572 abonnés. Depuis sa création en mars 2016, la page Facebook « J’habite StJean Villeurbanne » a tissé sa toile. « Nous étions quatre à porter cette idée. Mais aujourd’hui, c’est surtout moi qui la fais vivre quand je peux », souligne Frédérique Louis-Glaster. Pas toujours facile pour cette habitante installée depuis 17 ans à Saint-Jean, de consacrer du temps à cet exercice chronophage qui consiste à poster, partager, commenter des informations pratiques qui touchent à la vie du quartier. Car ici, on est loin d’une démarche qui laisse la place aux trolls et à l’expression directe sans fond. « J’ai rarement fait de la modération et je n’ai dû supprimer qu’une fois un message insultant ».

« On s’est démené pour un bus scolaire »

« J’ai lancé cette page, avec l’idée de rendre visible l’autre côté du périphérique, à l’équipe municipale de l’époque (Le maire PS Jean-Paul Bret), souligne Frédérique. Je voulais l’alerter sur les problèmes auxquels les habitants étaient confrontés, notamment le manque ou la faiblesse des services publics. Comme la poste ou le médecin qui reviendront un jour, on l’espère. Je faisais partie du comité de quartier mais j’estimais que les élus ne se bougeaient pas. On s’est démené pour obtenir un bus, le Junior direct, qui transporte en 15 minutes les jeunes au collège Jean-Macé. En novembre, on a réussi à rétablir les horaires de la ligne TCL qui dessert Saint-Jean, limités à 23 heures pendant le premier confinement. On est intervenu aussi pour avoir une connexion pédestre entre le pont de Cusset et la piste cyclable. À Saint-Jean, il faut toujours se battre. Et notre page permet de mobiliser les gens ».
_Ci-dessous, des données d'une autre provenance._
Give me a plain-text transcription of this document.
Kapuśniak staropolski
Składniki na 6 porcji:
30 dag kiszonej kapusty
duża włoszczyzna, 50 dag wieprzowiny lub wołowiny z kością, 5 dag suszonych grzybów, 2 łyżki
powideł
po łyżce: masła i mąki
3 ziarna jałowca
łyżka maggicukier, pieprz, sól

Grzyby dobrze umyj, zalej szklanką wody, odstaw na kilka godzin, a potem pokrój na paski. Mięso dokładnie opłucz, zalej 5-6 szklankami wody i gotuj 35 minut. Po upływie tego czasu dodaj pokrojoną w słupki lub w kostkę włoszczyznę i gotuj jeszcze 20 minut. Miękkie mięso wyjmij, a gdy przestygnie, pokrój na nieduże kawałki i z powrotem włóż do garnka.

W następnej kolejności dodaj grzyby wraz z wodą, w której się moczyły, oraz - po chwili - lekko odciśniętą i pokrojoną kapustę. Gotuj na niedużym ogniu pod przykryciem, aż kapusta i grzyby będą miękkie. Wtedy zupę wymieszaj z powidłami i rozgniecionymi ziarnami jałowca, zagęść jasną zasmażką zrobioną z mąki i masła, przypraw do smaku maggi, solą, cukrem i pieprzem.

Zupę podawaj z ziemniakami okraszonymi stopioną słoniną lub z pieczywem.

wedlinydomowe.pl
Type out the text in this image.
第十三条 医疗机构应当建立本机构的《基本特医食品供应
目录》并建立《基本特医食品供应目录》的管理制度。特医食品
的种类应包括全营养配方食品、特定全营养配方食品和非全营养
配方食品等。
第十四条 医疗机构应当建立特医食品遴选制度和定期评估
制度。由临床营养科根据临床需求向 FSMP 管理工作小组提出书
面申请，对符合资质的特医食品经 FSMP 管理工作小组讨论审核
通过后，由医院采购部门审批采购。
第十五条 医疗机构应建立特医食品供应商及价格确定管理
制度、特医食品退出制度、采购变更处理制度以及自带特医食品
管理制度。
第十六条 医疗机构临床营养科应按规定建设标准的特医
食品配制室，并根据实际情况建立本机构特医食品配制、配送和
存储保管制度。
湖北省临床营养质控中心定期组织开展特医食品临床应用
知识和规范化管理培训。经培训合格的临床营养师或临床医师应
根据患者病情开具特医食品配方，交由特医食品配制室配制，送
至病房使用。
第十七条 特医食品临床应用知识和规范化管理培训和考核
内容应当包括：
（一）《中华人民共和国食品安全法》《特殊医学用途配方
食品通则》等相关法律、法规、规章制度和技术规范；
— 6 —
Bientôt 2 000 nouveaux logements

Frédérique Louis-Glaster se montre plus indulgente avec la nouvelle équipe élue à la tête de la Ville. « Le maire a été le patron d’Est Métropole Habitat (un des principaux bailleurs sociaux sur la métropole de Lyon N.D.L.R.), il connaît donc bien les difficultés de ce quartier. D’autres élus habitent Saint-Jean ou sentent bien le quartier pour avoir porté le projet de la future ZAC auprès de la Métropole (un projet urbain de 2000 nouveaux logements). « C’est bien pour l’avenir, on aura le tram, plus de commerces et de services publics et de la mixité sociale ». Avec une réserve : « Ce serait mieux pour les habitants si le parc était aménagé au centre plutôt que le long des berges du canal de Jonage ».

« Je ne ressens pas de ghettoïsation »

Très attachée à son quartier, Frédérique Louis-Glaster, combat aussi les a priori : « En 17 ans, ma famille n’a jamais été agressée ou notre maison cambriolée. Les voitures qui brûlent sont celles volées et abandonnées après la sortie d’autoroute. Je ne vis pas dans la cité mais je ne ressens pas de ghettoïsation. Il y a un sentiment d’appartenance à Saint-Jean. De là à parler d’une réelle vie de quartier… ».